7 thoughts on “When Hospitality is Radical

  1. Gosh, this is so challenging. Also – I found myself wanting to ask: WHAT HAPPENED??? Did they arrest her husband? What happened to her? I want to know more!! Thanks for this, Ashley

      • From Wikipedia (that most trustworthy of all sources, but here it’s good): “In February 1943, André Trocmé was arrested along with Edouard Theis and the public school headmaster Roger Darcissac. Sent to Saint-Paul d’Eyjeaux, an internment camp near Limoges, they were released after four weeks and pressed to sign a commitment to obey all government orders. Trocmé and Theis refused and were nevertheless released. They went underground where Trocmé was still able to keep the rescue and sanctuary efforts running smoothly with the help of many friends and collaborators.[3]

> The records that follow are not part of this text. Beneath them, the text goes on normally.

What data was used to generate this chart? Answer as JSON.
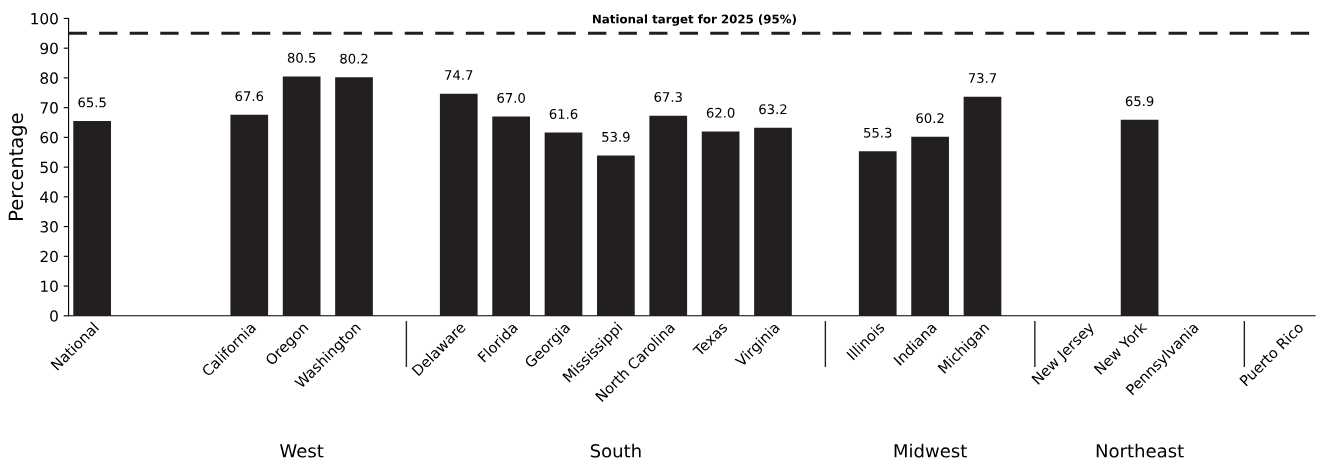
{
  "chart_data": {
    "type": "bar",
    "ylabel": "Percentage",
    "categories": [
      "National",
      null,
      null,
      "California",
      "Oregon",
      "Washington",
      null,
      "Delaware",
      "Florida",
      "Georgia",
      "Mississippi",
      "North Carolina",
      "Texas",
      "Virginia",
      null,
      "Illinois",
      "Indiana",
      "Michigan",
      null,
      "New Jersey",
      "New York",
      "Pennsylvania",
      null,
      "Puerto Rico"
    ],
    "values": [
      65.5,
      null,
      null,
      67.6,
      80.5,
      80.2,
      null,
      74.7,
      67.0,
      61.6,
      53.9,
      67.3,
      62.0,
      63.2,
      null,
      55.3,
      60.2,
      73.7,
      null,
      null,
      65.9,
      null,
      null,
      null
    ],
    "value_labels": [
      "65.5",
      null,
      null,
      "67.6",
      "80.5",
      "80.2",
      null,
      "74.7",
      "67.0",
      "61.6",
      "53.9",
      "67.3",
      "62.0",
      "63.2",
      null,
      "55.3",
      "60.2",
      "73.7",
      null,
      null,
      "65.9",
      null,
      null,
      null
    ],
    "color": "#231f20",
    "ylim": [
      0,
      100
    ],
    "yticks": [
      0,
      10,
      20,
      30,
      40,
      50,
      60,
      70,
      80,
      90,
      100
    ],
    "grid": false,
    "ref_lines": [
      {
        "axis": "y",
        "value": 95,
        "label": "National target for 2025 (95%)",
        "color": "#231f20",
        "line_style": "dashed"
      }
    ],
    "annotations": [
      "West",
      "South",
      "Midwest",
      "Northeast"
    ]
  }
}
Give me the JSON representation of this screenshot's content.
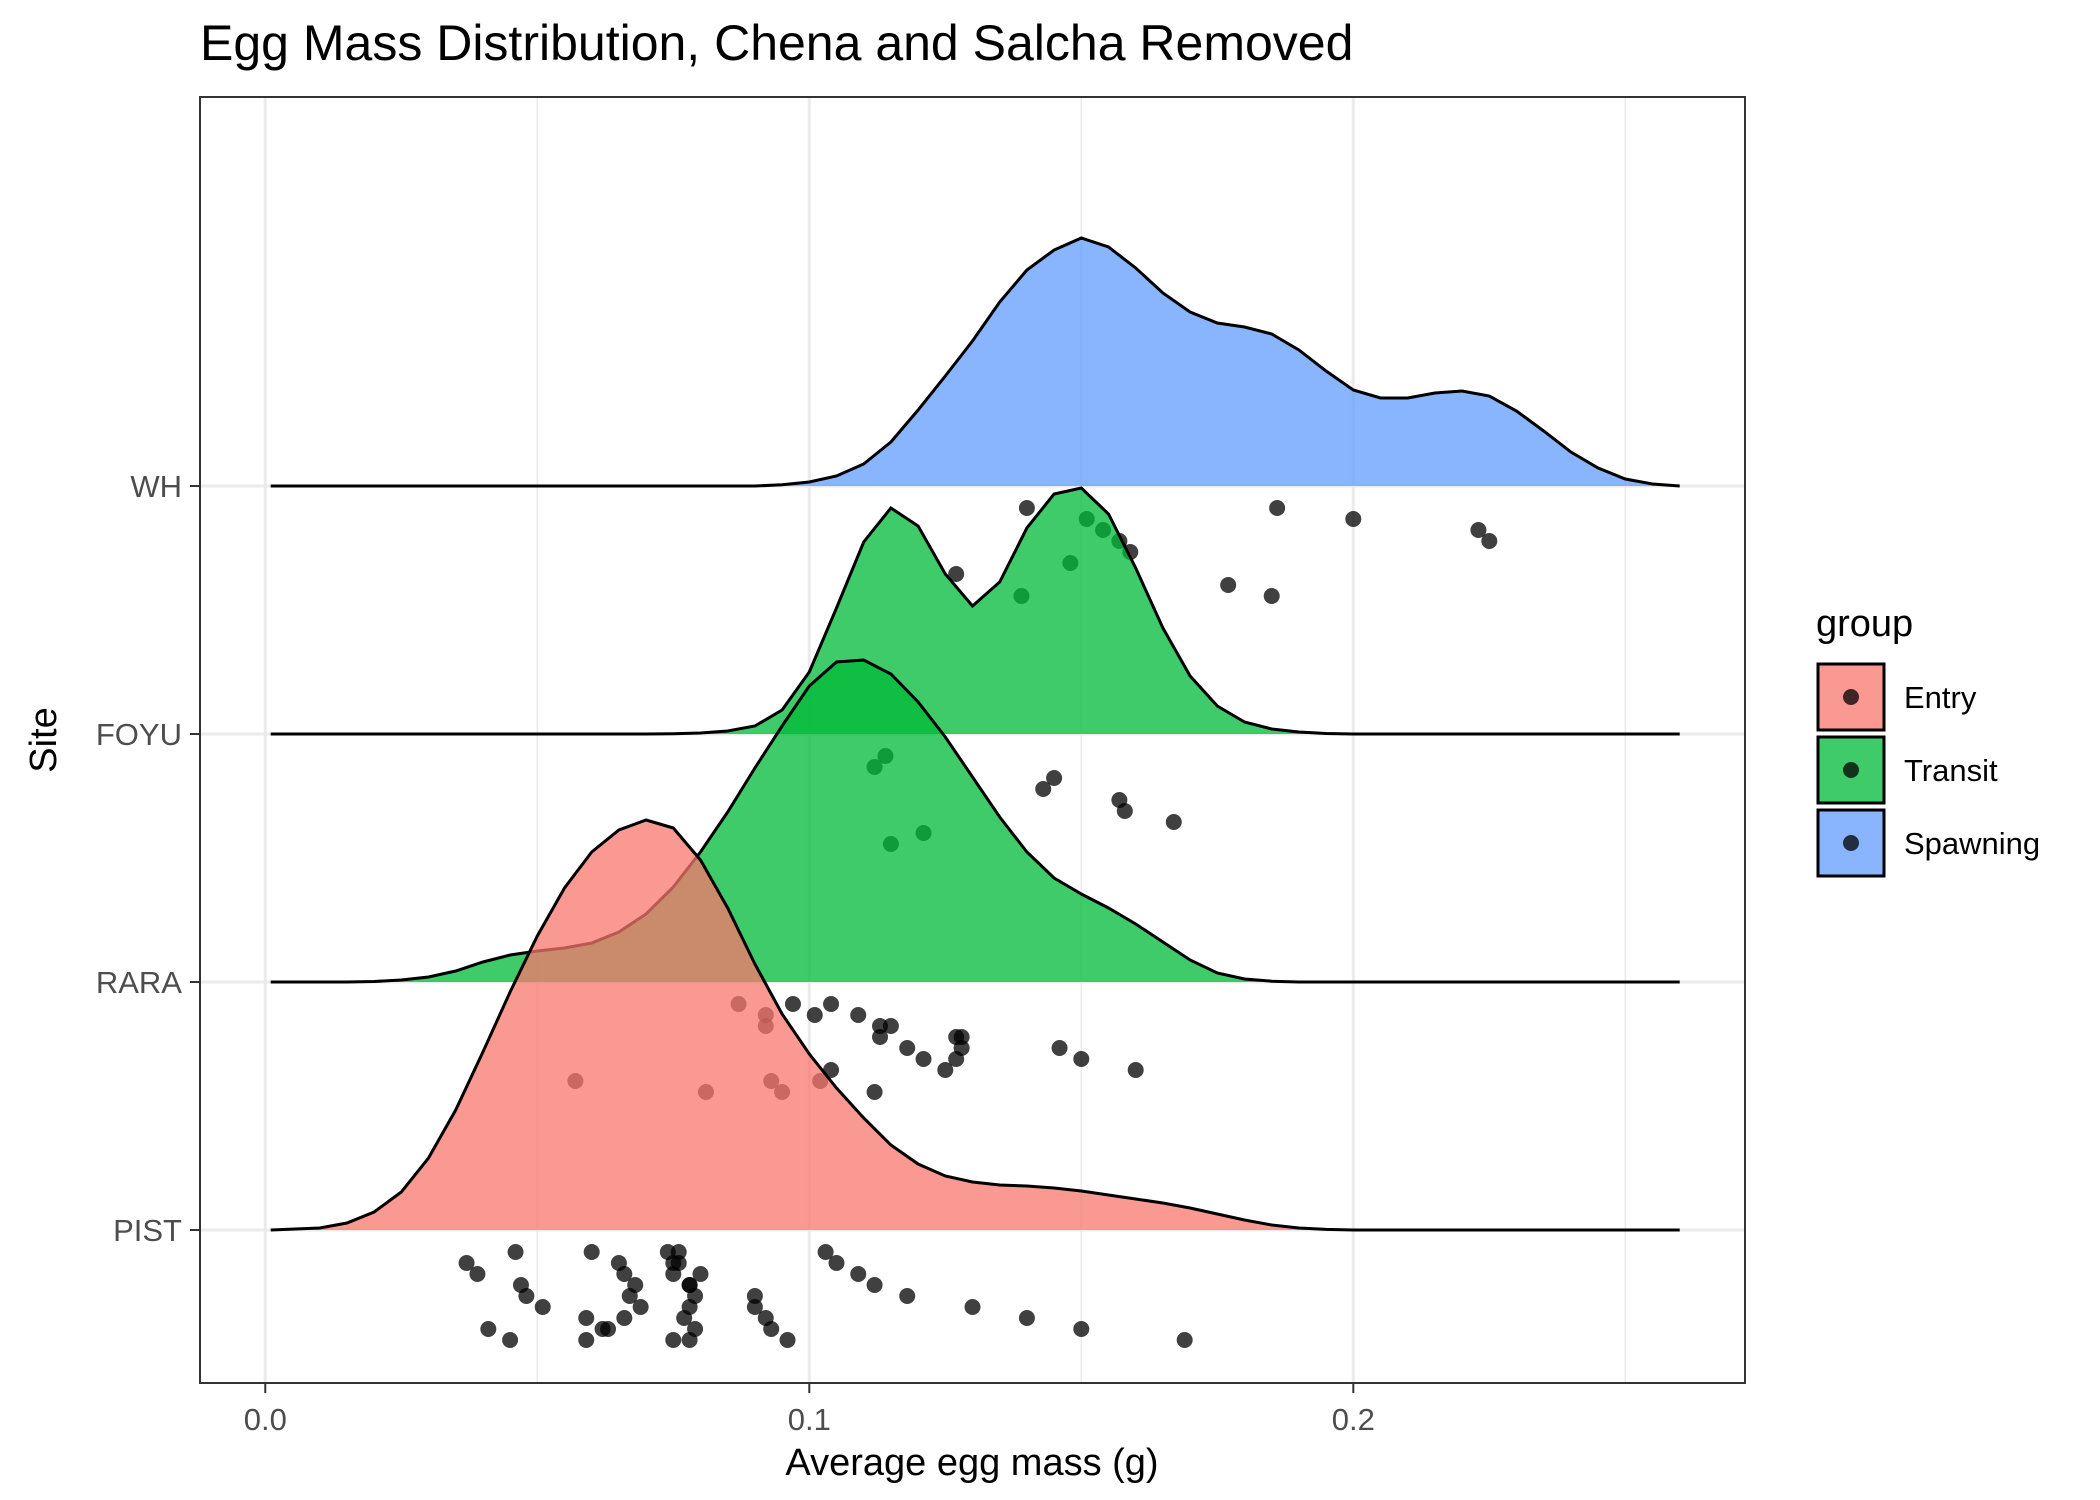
{
  "chart_data": {
    "type": "ridgeline",
    "title": "Egg Mass Distribution, Chena and Salcha Removed",
    "xlabel": "Average egg mass (g)",
    "ylabel": "Site",
    "xlim": [
      -0.012,
      0.272
    ],
    "x_ticks": [
      0.0,
      0.1,
      0.2
    ],
    "x_tick_labels": [
      "0.0",
      "0.1",
      "0.2"
    ],
    "grid": true,
    "legend": {
      "title": "group",
      "position": "right",
      "entries": [
        {
          "label": "Entry",
          "color": "#F8766D"
        },
        {
          "label": "Transit",
          "color": "#00BA38"
        },
        {
          "label": "Spawning",
          "color": "#619CFF"
        }
      ]
    },
    "sites": [
      "PIST",
      "RARA",
      "FOYU",
      "WH"
    ],
    "series": [
      {
        "site": "WH",
        "group": "Spawning",
        "density_x": [
          0.001,
          0.09,
          0.095,
          0.1,
          0.105,
          0.11,
          0.115,
          0.12,
          0.125,
          0.13,
          0.135,
          0.14,
          0.145,
          0.15,
          0.155,
          0.16,
          0.165,
          0.17,
          0.175,
          0.18,
          0.185,
          0.19,
          0.195,
          0.2,
          0.205,
          0.21,
          0.215,
          0.22,
          0.225,
          0.23,
          0.235,
          0.24,
          0.245,
          0.25,
          0.255,
          0.26
        ],
        "density_y": [
          0.0,
          0.0,
          0.012,
          0.04,
          0.1,
          0.22,
          0.44,
          0.76,
          1.1,
          1.45,
          1.84,
          2.16,
          2.36,
          2.48,
          2.39,
          2.18,
          1.93,
          1.74,
          1.63,
          1.59,
          1.52,
          1.36,
          1.15,
          0.96,
          0.88,
          0.88,
          0.93,
          0.95,
          0.9,
          0.75,
          0.55,
          0.34,
          0.18,
          0.07,
          0.02,
          0.0
        ]
      },
      {
        "site": "FOYU",
        "group": "Transit",
        "density_x": [
          0.001,
          0.07,
          0.075,
          0.08,
          0.085,
          0.09,
          0.095,
          0.1,
          0.105,
          0.11,
          0.115,
          0.12,
          0.125,
          0.13,
          0.135,
          0.14,
          0.145,
          0.15,
          0.155,
          0.16,
          0.165,
          0.17,
          0.175,
          0.18,
          0.185,
          0.19,
          0.195,
          0.2,
          0.26
        ],
        "density_y": [
          0.0,
          0.0,
          0.003,
          0.01,
          0.03,
          0.08,
          0.24,
          0.62,
          1.26,
          1.92,
          2.26,
          2.08,
          1.6,
          1.28,
          1.52,
          2.06,
          2.4,
          2.46,
          2.2,
          1.66,
          1.06,
          0.58,
          0.28,
          0.12,
          0.05,
          0.02,
          0.005,
          0.0,
          0.0
        ]
      },
      {
        "site": "RARA",
        "group": "Transit",
        "density_x": [
          0.001,
          0.015,
          0.02,
          0.025,
          0.03,
          0.035,
          0.04,
          0.045,
          0.05,
          0.055,
          0.06,
          0.065,
          0.07,
          0.075,
          0.08,
          0.085,
          0.09,
          0.095,
          0.1,
          0.105,
          0.11,
          0.115,
          0.12,
          0.125,
          0.13,
          0.135,
          0.14,
          0.145,
          0.15,
          0.155,
          0.16,
          0.165,
          0.17,
          0.175,
          0.18,
          0.185,
          0.19,
          0.26
        ],
        "density_y": [
          0.0,
          0.0,
          0.005,
          0.02,
          0.05,
          0.11,
          0.2,
          0.27,
          0.31,
          0.34,
          0.39,
          0.5,
          0.68,
          0.95,
          1.3,
          1.7,
          2.14,
          2.56,
          2.96,
          3.2,
          3.22,
          3.08,
          2.8,
          2.45,
          2.05,
          1.65,
          1.3,
          1.04,
          0.88,
          0.74,
          0.58,
          0.4,
          0.22,
          0.09,
          0.03,
          0.008,
          0.0,
          0.0
        ]
      },
      {
        "site": "PIST",
        "group": "Entry",
        "density_x": [
          0.001,
          0.01,
          0.015,
          0.02,
          0.025,
          0.03,
          0.035,
          0.04,
          0.045,
          0.05,
          0.055,
          0.06,
          0.065,
          0.07,
          0.075,
          0.08,
          0.085,
          0.09,
          0.095,
          0.1,
          0.105,
          0.11,
          0.115,
          0.12,
          0.125,
          0.13,
          0.135,
          0.14,
          0.145,
          0.15,
          0.155,
          0.16,
          0.165,
          0.17,
          0.175,
          0.18,
          0.185,
          0.19,
          0.195,
          0.2,
          0.26
        ],
        "density_y": [
          0.0,
          0.02,
          0.07,
          0.18,
          0.38,
          0.72,
          1.2,
          1.78,
          2.38,
          2.94,
          3.42,
          3.78,
          4.0,
          4.1,
          4.02,
          3.7,
          3.22,
          2.66,
          2.16,
          1.76,
          1.42,
          1.12,
          0.85,
          0.66,
          0.54,
          0.48,
          0.45,
          0.44,
          0.42,
          0.39,
          0.35,
          0.31,
          0.27,
          0.22,
          0.16,
          0.1,
          0.05,
          0.02,
          0.006,
          0.0,
          0.0
        ]
      }
    ],
    "points": [
      {
        "site": "WH",
        "values": [
          0.139,
          0.14,
          0.151,
          0.154,
          0.157,
          0.159,
          0.148,
          0.127,
          0.177,
          0.185,
          0.186,
          0.2,
          0.223,
          0.225
        ]
      },
      {
        "site": "FOYU",
        "values": [
          0.121,
          0.115,
          0.114,
          0.112,
          0.145,
          0.143,
          0.157,
          0.158,
          0.167
        ]
      },
      {
        "site": "RARA",
        "values": [
          0.057,
          0.081,
          0.104,
          0.109,
          0.113,
          0.113,
          0.118,
          0.127,
          0.125,
          0.093,
          0.095,
          0.097,
          0.101,
          0.115,
          0.127,
          0.128,
          0.121,
          0.104,
          0.102,
          0.112,
          0.087,
          0.092,
          0.092,
          0.128,
          0.146,
          0.15,
          0.16
        ]
      },
      {
        "site": "PIST",
        "values": [
          0.041,
          0.045,
          0.046,
          0.037,
          0.039,
          0.047,
          0.048,
          0.051,
          0.059,
          0.062,
          0.059,
          0.06,
          0.065,
          0.066,
          0.068,
          0.067,
          0.069,
          0.066,
          0.063,
          0.075,
          0.074,
          0.076,
          0.075,
          0.078,
          0.079,
          0.078,
          0.077,
          0.079,
          0.078,
          0.076,
          0.075,
          0.08,
          0.078,
          0.09,
          0.09,
          0.092,
          0.093,
          0.096,
          0.103,
          0.105,
          0.109,
          0.112,
          0.118,
          0.13,
          0.14,
          0.15,
          0.169
        ]
      }
    ]
  }
}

        After the war, Trocmé served as European secretary for the International Fellowship of Reconciliation.[4] During the Algerian War, André and Magda set up the group Eirene in Morocco with the aid of the Mennonites, to help French conscientious objectors.[4]

        André spent his final years as a pastor of a Reformed Church in Geneva, where he died. André and Magda are buried in Le Chambon-sur-Lignon.[1]”

        • There’s also a lovely part of the story that didn’t fit into this piece where the congregants came and brought Andre contraband goods to take with him to prison, while he was eating with the officers. Most officers there turned a “blind eye” to the Jews sequestered in Le Chambon and no one really knows why. Laziness or a miracle…

  2. Ashley, How revolutionary! Kind of sounds like something Jesus would do. Thanks for retelling this story. I hope my hospitality can be so radical. Beautiful!

  3. What a breathtaking story. How matter-of-fact faith is, even in worlds turned upside down! Such a timely reminder for today; thank you for passing it on with such gracious exhortation.